5. Use computational deconvolution tools (e.g., Kassandra) to estimate the cellular composition of predicted TLS regions. Validate that these regions are enriched in B-cells, T-cells, and dendritic cells, confirming their biological identity as TLS.

Requirements for the team
  1. Proficiency in Python or R.
  2. Experience with bioinformatics analysis packages, specifically Scanpy for Python or Seurat for R.
  3. Familiarity with machine learning libraries (e.g., scikit-learn, PyTorch), data visualization tools (matplotlib, ggplot2), and version control (Git/GitHub).
  4. A foundational understanding of cancer biology, immunology, and genomics. Prior experience analyzing transcriptomics data (scRNA-seq, bulk RNA-seq) is a strong asset.

13. REPtile — Taming LLMs to Serve Scientific Reproducibility

Nadja Lukashevich | BostonGene
The reproducibility crisis in biomedical research undermines the reliability of evidence used for screening, treatment, and public health policy. Non-replicable findings waste resources, misguide interventions, and erode public trust. This issue becomes even more pressing with the rising use of large language models (LLMs) — both for generating results and writing research texts. That’s why we’re proposing REPtile — to tame the LLM and make it serve reproducibility, not destroy it.

The goal is to build a tool that takes a public-health article (or a fragment of it) and returns a probability that the described key result can be independently reproduced.

The core model will be based on a fine-tuned scientific language model (e.g., SciBERT or PubMedBERT), trained on open reproducibility datasets such as the DARPA SCORE market scores.

The result will be a proof-of-concept tool that helps editors, funders, and researchers quickly flag fragile evidence — and, in the long term, could be used to strengthen the scientific basis for health decisions and funding allocation at the governmental level.

Goals are as follows:
1. Build a reproducibility-scoring model that outperforms the out-of-the-box baseline.
2. Estimate the model on held-out manually curated set.
3. Provide model interpretation, so domain experts can understand which parts of the text drive the predictions.
4. Document the full pipeline so it can be scaled or reused once more labeled data becomes available.

Tasks:
1. Data preparation and exploratory data analysis (EDA):
- "Know Your Data" is the core principle of this project. The team is expected to perform EDA on all provided datasets.
- Preprocess and tokenize article fragments if needed.
- Perform a clear train–test split strategy to model a realistic out-of-distribution scenario for the test and validation sets, and avoid leakage.

2. Model fine-tuning
Fine-tune a pre-trained scientific LLM (e.g., SciBERT) to predict reproducibility scores based on claim-level annotations. For lower-resource setups, the lower layers can be frozen, training only the top transformer blocks and a regression head.

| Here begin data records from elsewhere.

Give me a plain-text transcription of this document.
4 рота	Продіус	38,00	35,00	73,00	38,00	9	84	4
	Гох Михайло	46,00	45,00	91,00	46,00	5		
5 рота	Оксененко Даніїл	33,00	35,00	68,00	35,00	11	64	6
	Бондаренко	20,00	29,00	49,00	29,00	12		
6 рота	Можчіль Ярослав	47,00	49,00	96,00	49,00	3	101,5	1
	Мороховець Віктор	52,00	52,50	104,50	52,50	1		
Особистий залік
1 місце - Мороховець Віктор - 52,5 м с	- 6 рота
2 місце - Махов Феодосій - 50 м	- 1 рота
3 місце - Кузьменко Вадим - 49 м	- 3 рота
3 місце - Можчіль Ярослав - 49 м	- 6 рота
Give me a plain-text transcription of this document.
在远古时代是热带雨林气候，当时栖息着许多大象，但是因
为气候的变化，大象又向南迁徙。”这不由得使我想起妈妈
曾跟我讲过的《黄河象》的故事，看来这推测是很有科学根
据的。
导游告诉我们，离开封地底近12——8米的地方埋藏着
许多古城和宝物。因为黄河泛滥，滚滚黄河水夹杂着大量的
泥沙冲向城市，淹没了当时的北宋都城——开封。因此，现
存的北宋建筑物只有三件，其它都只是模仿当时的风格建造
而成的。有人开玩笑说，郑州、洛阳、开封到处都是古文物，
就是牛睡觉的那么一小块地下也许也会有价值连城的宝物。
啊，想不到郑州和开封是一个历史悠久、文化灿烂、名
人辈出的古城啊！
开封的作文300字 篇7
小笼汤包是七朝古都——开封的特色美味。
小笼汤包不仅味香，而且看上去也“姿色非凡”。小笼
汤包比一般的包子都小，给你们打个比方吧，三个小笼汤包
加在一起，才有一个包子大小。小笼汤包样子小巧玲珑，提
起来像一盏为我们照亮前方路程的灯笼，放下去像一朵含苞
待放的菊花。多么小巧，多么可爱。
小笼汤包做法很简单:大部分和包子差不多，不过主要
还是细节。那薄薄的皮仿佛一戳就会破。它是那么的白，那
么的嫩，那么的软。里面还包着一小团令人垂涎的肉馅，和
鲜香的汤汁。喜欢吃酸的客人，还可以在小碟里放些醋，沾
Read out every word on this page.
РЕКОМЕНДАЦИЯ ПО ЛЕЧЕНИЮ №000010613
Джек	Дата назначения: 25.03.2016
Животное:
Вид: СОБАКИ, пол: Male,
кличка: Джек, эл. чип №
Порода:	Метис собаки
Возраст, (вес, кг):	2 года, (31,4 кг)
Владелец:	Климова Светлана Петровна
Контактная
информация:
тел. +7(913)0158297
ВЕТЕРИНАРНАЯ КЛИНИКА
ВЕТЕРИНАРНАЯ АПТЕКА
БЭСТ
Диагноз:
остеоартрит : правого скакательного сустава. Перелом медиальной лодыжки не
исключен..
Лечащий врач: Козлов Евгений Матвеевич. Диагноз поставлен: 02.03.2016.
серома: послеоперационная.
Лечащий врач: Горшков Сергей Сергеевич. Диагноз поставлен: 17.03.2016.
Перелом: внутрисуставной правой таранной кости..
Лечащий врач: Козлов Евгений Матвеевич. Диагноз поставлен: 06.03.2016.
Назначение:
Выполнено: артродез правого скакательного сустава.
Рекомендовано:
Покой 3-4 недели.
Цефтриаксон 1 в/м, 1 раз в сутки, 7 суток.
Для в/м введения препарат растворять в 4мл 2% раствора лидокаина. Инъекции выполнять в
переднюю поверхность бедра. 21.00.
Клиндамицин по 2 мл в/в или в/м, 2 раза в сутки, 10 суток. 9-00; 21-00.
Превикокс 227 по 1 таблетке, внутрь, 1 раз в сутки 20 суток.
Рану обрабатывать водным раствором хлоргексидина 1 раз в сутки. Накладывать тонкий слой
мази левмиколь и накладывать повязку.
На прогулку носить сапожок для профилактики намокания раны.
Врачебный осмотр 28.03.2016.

3. Benhmarking on validation and test data
Train and compare several setups for validation data (part of the dataset from which training data comes from) and test data (manually estimated reproducibility data):
- Out-of-the-box embeddings + simple regressor
- Fine-tuned model embeddings + simple regressor
- Direct predictions from the fine-tuned model

4. Interpretability and reporting
- Use SHAP, attention maps or other approaches to highlight which parts of the text influenced predictions.
- Summarize results and prepare the report

Requirements for the team:
First and foremost, team members should be genuinely enthusiastic about the project.
As for hard skills required, Python programming and basic data analysis skills with experience in machine learning are an absolute must.

Ideally, team members should have experience in the following areas:
1) Natural Language Processing — understanding of tokenization, embeddings, and transformer-based models.
2) Model evaluation — familiarity with regression metrics (e.g., MAE, RMSE, R²) and benchmarking.
3) Interpretability methods — such as SHAP, attention analysis, saliency maps for text, or other text explanation methods.
4) Reproducible research practices — ability to document code clearly for future use and scaling.

Hands-on experience is strongly preferred over purely theoretical knowledge.

14. Age-Related Transcriptomic Changes in Mouse Tissues

Andrey Prjibelski, Alla Mikheenko | University of Helsinki, UCL
Across the life-span many genes follow reproducible age-dependent trajectories: stress-response genes rise early, mitochondrial transcripts fall late, and dozens of splicing factors shift isoform choice. We will study a complete set of RNA-seq data for several mouse tissues sampled at different ages. By merging these layers we can map, for each tissue, which genes and isoforms turn up or down with age, when the key switches occur, and which variants affect those changes.

Tasks:
– Perform gene and transcript level quantification (command-line tools);
– Call age-linked isoform switches (R packages);
– Fit mixed models per tissue to identify early and late expression and splicing inflection points (R packages, basic ML);
– Combine gene, isoform and SNP signals (R, Python, command-line tools);
– Implement a lightweight dashboard showing time-course plots (R, Python).

Requirements for the team:
– Solid knowledge in Linux, command line and working on remote servers;
– Basic knowledge in molecular biology;
– Basic skills in transcriptomic data analysis;
– Basic skills in data analysis and visualization with Python and R.

15. HIV Info

Sofiya Prozorovskaia | Independent researcher
HIV Info helps in HIV-related emergencies.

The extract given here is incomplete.